Models of DAMPs and PRRs in ferroptosis. (a) TLR4 pathway in ferroptosis. TLR4 plays a central role in innate immunity by signaling to adaptor MYD88 or TICAM1/TRIF to induce proinflammatory cytokines. The activation of TLR4 induces type I IFN signaling in vascular endothelial cells, triggering neutrophil recruitment and subsequent ferroptosis-mediated cardiac damage. TLR4-dependent NF-κB activation promotes ferroptosis-related inflammation through the production of proinflammatory cytokines (cytokines C-C motif chemokine ligand 2 [CCL2], TNF, and TGFB1) during rhabdomyolysis-associated kidney damage. Moreover, lipid oxidation products (e.g., 4-HNE and oxPLs) can trigger inflammation partly through activating TLR4 signaling. The interaction of TLR4 and NOX4 may enhance ferroptotic cell death–mediated inflammation. (b) AGER signaling in ferroptosis. AGER recognizes various DAMPs, leading to the activation of signaling pathways, including the protein kinase C [PKC], JAK-STAT, phophatidylinositol 3-kinase [PI3K]–protein kinase B, and MAPK–NF-κB pathways. In addition, AGER is responsible for HMGB1- or KRAS^G12D-mediated macrophage activation and polarization in response to ferroptotic cancer cells. (c) STING1 pathway in ferroptosis.
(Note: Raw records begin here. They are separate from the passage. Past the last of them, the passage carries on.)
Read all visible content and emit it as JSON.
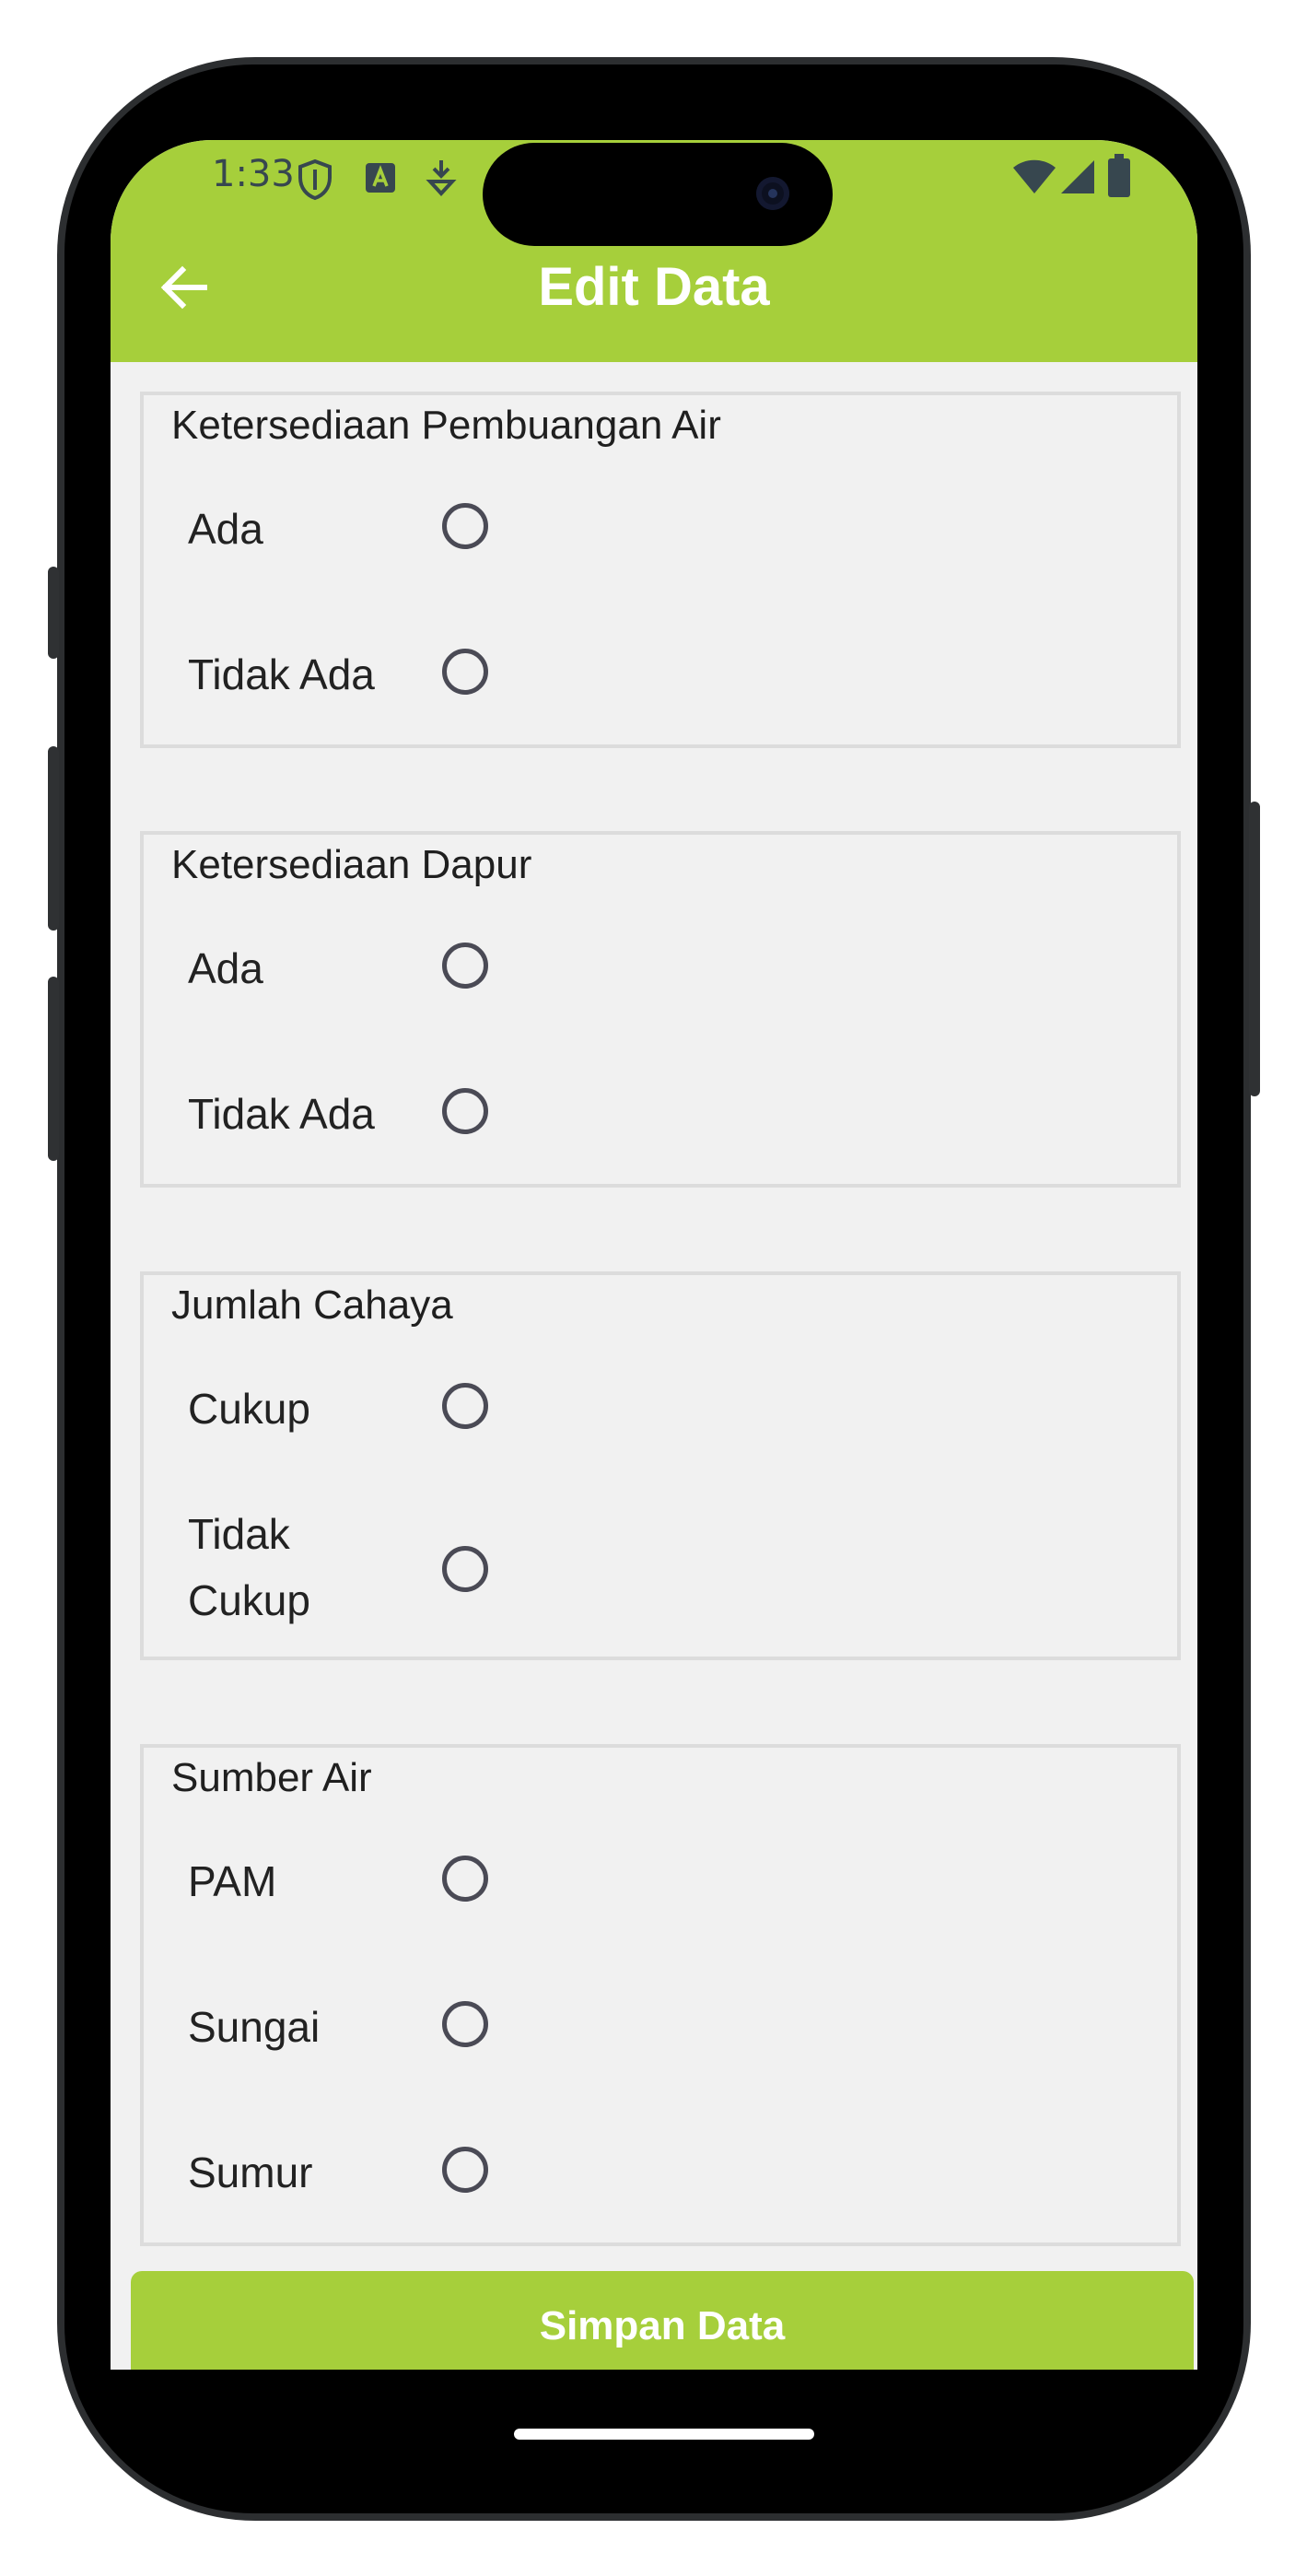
{
  "status_bar": {
    "time": "1:33"
  },
  "header": {
    "title": "Edit Data",
    "back_icon": "arrow-left-icon",
    "background": "#a6cf3b"
  },
  "groups": [
    {
      "title": "Ketersediaan Pembuangan Air",
      "options": [
        {
          "label": "Ada",
          "checked": false
        },
        {
          "label": "Tidak Ada",
          "checked": false
        }
      ]
    },
    {
      "title": "Ketersediaan Dapur",
      "options": [
        {
          "label": "Ada",
          "checked": false
        },
        {
          "label": "Tidak Ada",
          "checked": false
        }
      ]
    },
    {
      "title": "Jumlah Cahaya",
      "options": [
        {
          "label": "Cukup",
          "checked": false
        },
        {
          "label": "Tidak Cukup",
          "checked": false
        }
      ]
    },
    {
      "title": "Sumber Air",
      "options": [
        {
          "label": "PAM",
          "checked": false
        },
        {
          "label": "Sungai",
          "checked": false
        },
        {
          "label": "Sumur",
          "checked": false
        }
      ]
    }
  ],
  "footer": {
    "save_label": "Simpan Data"
  },
  "colors": {
    "accent": "#a6cf3b",
    "background": "#f1f1f1",
    "radio": "#4a4a55"
  }
}
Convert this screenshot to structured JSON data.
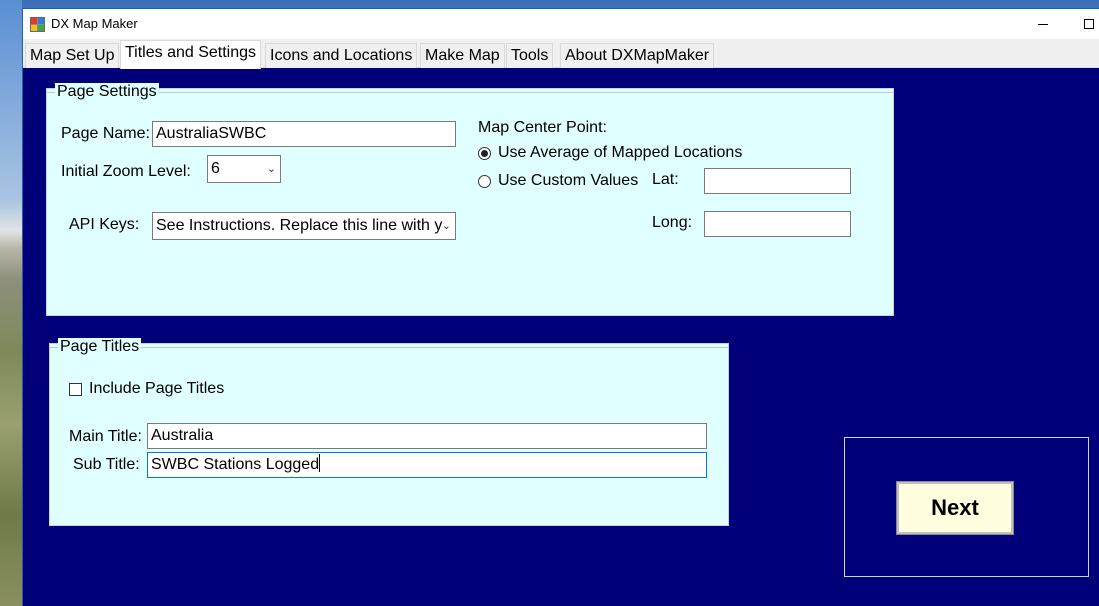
{
  "window": {
    "title": "DX Map Maker"
  },
  "tabs": [
    {
      "label": "Map Set Up"
    },
    {
      "label": "Titles and Settings"
    },
    {
      "label": "Icons and Locations"
    },
    {
      "label": "Make Map"
    },
    {
      "label": "Tools"
    },
    {
      "label": "About DXMapMaker"
    }
  ],
  "active_tab": "Titles and Settings",
  "page_settings": {
    "legend": "Page Settings",
    "page_name_label": "Page Name:",
    "page_name_value": "AustraliaSWBC",
    "zoom_label": "Initial Zoom Level:",
    "zoom_value": "6",
    "api_keys_label": "API Keys:",
    "api_keys_value": "See Instructions. Replace this line with y",
    "map_center_label": "Map Center Point:",
    "radio_average": "Use Average of Mapped Locations",
    "radio_custom": "Use Custom Values",
    "selected_radio": "Use Average of Mapped Locations",
    "lat_label": "Lat:",
    "lat_value": "",
    "long_label": "Long:",
    "long_value": ""
  },
  "page_titles": {
    "legend": "Page Titles",
    "include_label": "Include Page Titles",
    "include_checked": false,
    "main_title_label": "Main Title:",
    "main_title_value": "Australia",
    "sub_title_label": "Sub Title:",
    "sub_title_value": "SWBC Stations Logged"
  },
  "next_button": {
    "label": "Next"
  },
  "colors": {
    "content_background": "#020078",
    "group_background": "#e0ffff",
    "next_button_background": "#ffffe0"
  }
}
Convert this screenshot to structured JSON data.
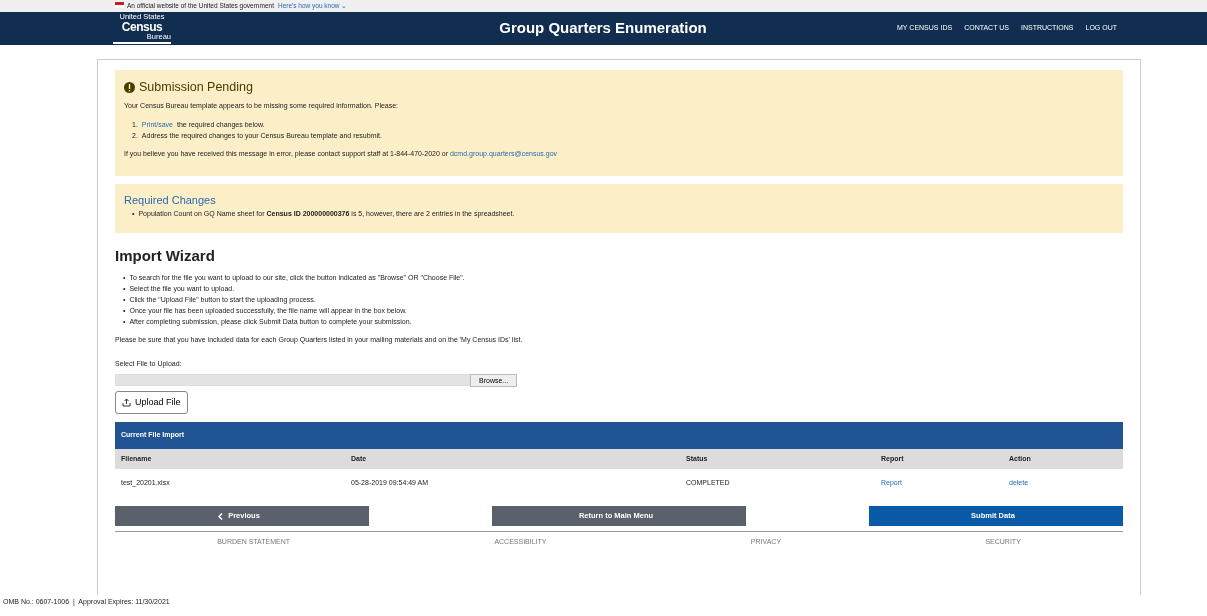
{
  "gov_banner": {
    "text": "An official website of the United States government",
    "link": "Here's how you know ⌄"
  },
  "header": {
    "logo": {
      "top": "United States",
      "main": "Census",
      "bottom": "Bureau"
    },
    "title": "Group Quarters Enumeration",
    "nav": [
      "MY CENSUS IDS",
      "CONTACT US",
      "INSTRUCTIONS",
      "LOG OUT"
    ]
  },
  "pending": {
    "title": "Submission Pending",
    "intro": "Your Census Bureau template appears to be missing some required information. Please:",
    "steps": [
      {
        "number": "1.",
        "link": "Print/save",
        "text": "the required changes below."
      },
      {
        "number": "2.",
        "text": "Address the required changes to your Census Bureau template and resubmit."
      }
    ],
    "contact": "If you believe you have received this message in error, please contact support staff at 1-844-470-2020 or",
    "email": "dcmd.group.quarters@census.gov"
  },
  "required": {
    "title": "Required Changes",
    "marker": "•",
    "items": [
      "Population Count on GQ Name sheet for **Census ID 200000000376** is 5, however, there are 2 entries in the spreadsheet."
    ]
  },
  "wizard": {
    "title": "Import Wizard",
    "marker": "•",
    "steps": [
      "To search for the file you want to upload to our site, click the button indicated as \"Browse\" OR \"Choose File\".",
      "Select the file you want to upload.",
      "Click the \"Upload File\" button to start the uploading process.",
      "Once your file has been uploaded successfully, the file name will appear in the box below.",
      "After completing submission, please click Submit Data button to complete your submission."
    ],
    "note": "Please be sure that you have included data for each Group Quarters listed in your mailing materials and on the 'My Census IDs' list.",
    "file_label": "Select File to Upload:",
    "browse": "Browse...",
    "upload": "Upload File"
  },
  "table": {
    "title": "Current File Import",
    "columns": [
      "Filename",
      "Date",
      "Status",
      "Report",
      "Action"
    ],
    "rows": [
      [
        "test_20201.xlsx",
        "05-28-2019 09:54:49 AM",
        "COMPLETED",
        "Report",
        "delete"
      ]
    ]
  },
  "buttons": [
    {
      "label": "Previous",
      "kind": "back"
    },
    {
      "label": "Return to Main Menu",
      "kind": "secondary"
    },
    {
      "label": "Submit Data",
      "kind": "primary"
    }
  ],
  "footer_links": [
    "BURDEN STATEMENT",
    "ACCESSIBILITY",
    "PRIVACY",
    "SECURITY"
  ],
  "omb": "OMB No.: 0607-1006  |  Approval Expires: 11/30/2021"
}
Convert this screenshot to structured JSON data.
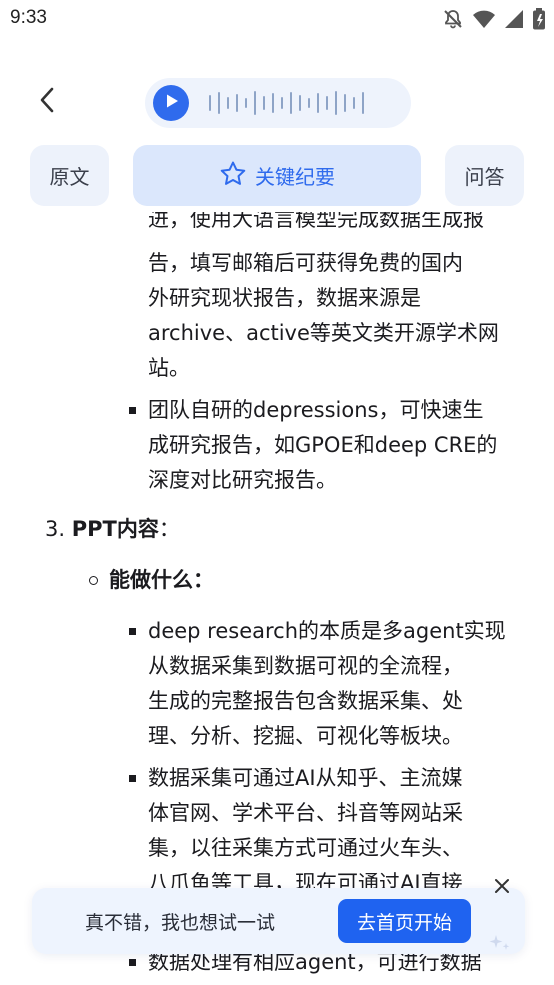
{
  "status_bar": {
    "time": "9:33",
    "icons": [
      "notifications-off-icon",
      "wifi-icon",
      "signal-icon",
      "battery-icon"
    ]
  },
  "header": {
    "back_icon": "chevron-left-icon",
    "audio": {
      "play_icon": "play-icon",
      "waveform_icon": "waveform-icon"
    }
  },
  "tabs": [
    {
      "label": "原文",
      "active": false
    },
    {
      "label": "关键纪要",
      "active": true,
      "icon": "star-icon"
    },
    {
      "label": "问答",
      "active": false
    }
  ],
  "content": {
    "partial_line": "进，使用大语言模型完成数据生成报",
    "item1_lines": [
      "告，填写邮箱后可获得免费的国内",
      "外研究现状报告，数据来源是",
      "archive、active等英文类开源学术网",
      "站。"
    ],
    "item2_lines": [
      "团队自研的depressions，可快速生",
      "成研究报告，如GPOE和deep CRE的",
      "深度对比研究报告。"
    ],
    "section3": {
      "number": "3.",
      "title": "PPT内容",
      "colon": "："
    },
    "subheading": "能做什么：",
    "item3_lines": [
      "deep research的本质是多agent实现",
      "从数据采集到数据可视的全流程，",
      "生成的完整报告包含数据采集、处",
      "理、分析、挖掘、可视化等板块。"
    ],
    "item4_lines": [
      "数据采集可通过AI从知乎、主流媒",
      "体官网、学术平台、抖音等网站采",
      "集，以往采集方式可通过火车头、",
      "八爪鱼等工具，现在可通过AI直接"
    ],
    "item5_line": "数据处理有相应agent，可进行数据"
  },
  "toast": {
    "text": "真不错，我也想试一试",
    "button": "去首页开始",
    "close_icon": "close-icon"
  },
  "colors": {
    "accent": "#2f6bed",
    "button": "#1f63f0",
    "tab_active_bg": "#dbe7fc",
    "tab_bg": "#edf2fb"
  }
}
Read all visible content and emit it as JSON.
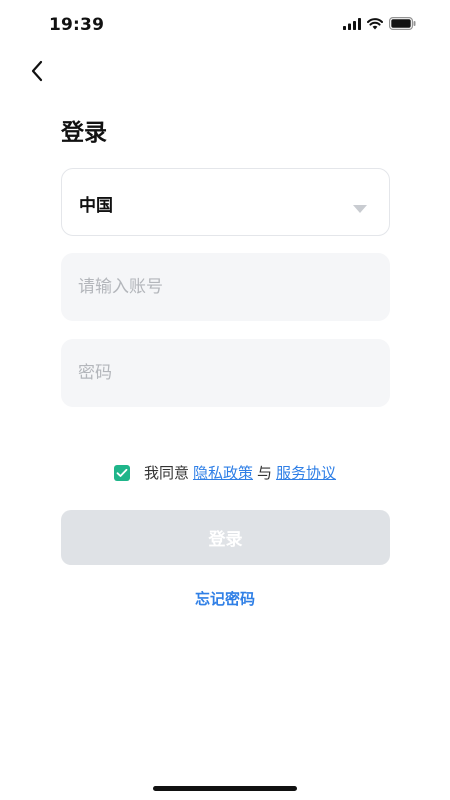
{
  "status_bar": {
    "time": "19:39"
  },
  "header": {
    "title": "登录"
  },
  "form": {
    "country": "中国",
    "account_placeholder": "请输入账号",
    "account_value": "",
    "password_placeholder": "密码",
    "password_value": ""
  },
  "agreement": {
    "checked": true,
    "prefix": "我同意",
    "privacy_link": "隐私政策",
    "joiner": "与",
    "terms_link": "服务协议"
  },
  "actions": {
    "login_label": "登录",
    "forgot_label": "忘记密码"
  },
  "colors": {
    "accent": "#2f7fe6",
    "checkbox": "#1fb58a",
    "disabled_button": "#dfe2e6",
    "input_bg": "#f5f6f8"
  },
  "icons": {
    "back": "chevron-left-icon",
    "signal": "signal-icon",
    "wifi": "wifi-icon",
    "battery": "battery-icon",
    "dropdown": "caret-down-icon",
    "check": "checkmark-icon"
  }
}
In this pathway, 4-HNE inhibits STING1 activity by the carbonylation of STING1, whereas the release of 8-OHG from ferroptotic cancer cells activates the STING1-dependent inflammatory pathway in macrophages by the DNA sensor CGAS. STING1 directly promotes ferroptosis by increasing MAP1LC3 lipidation, thereby activating autophagy-dependent cell death caused by zalcitabine-induced mitochondrial DNA (mtDNA) damage and CTSB-mediated genomic DNA damage.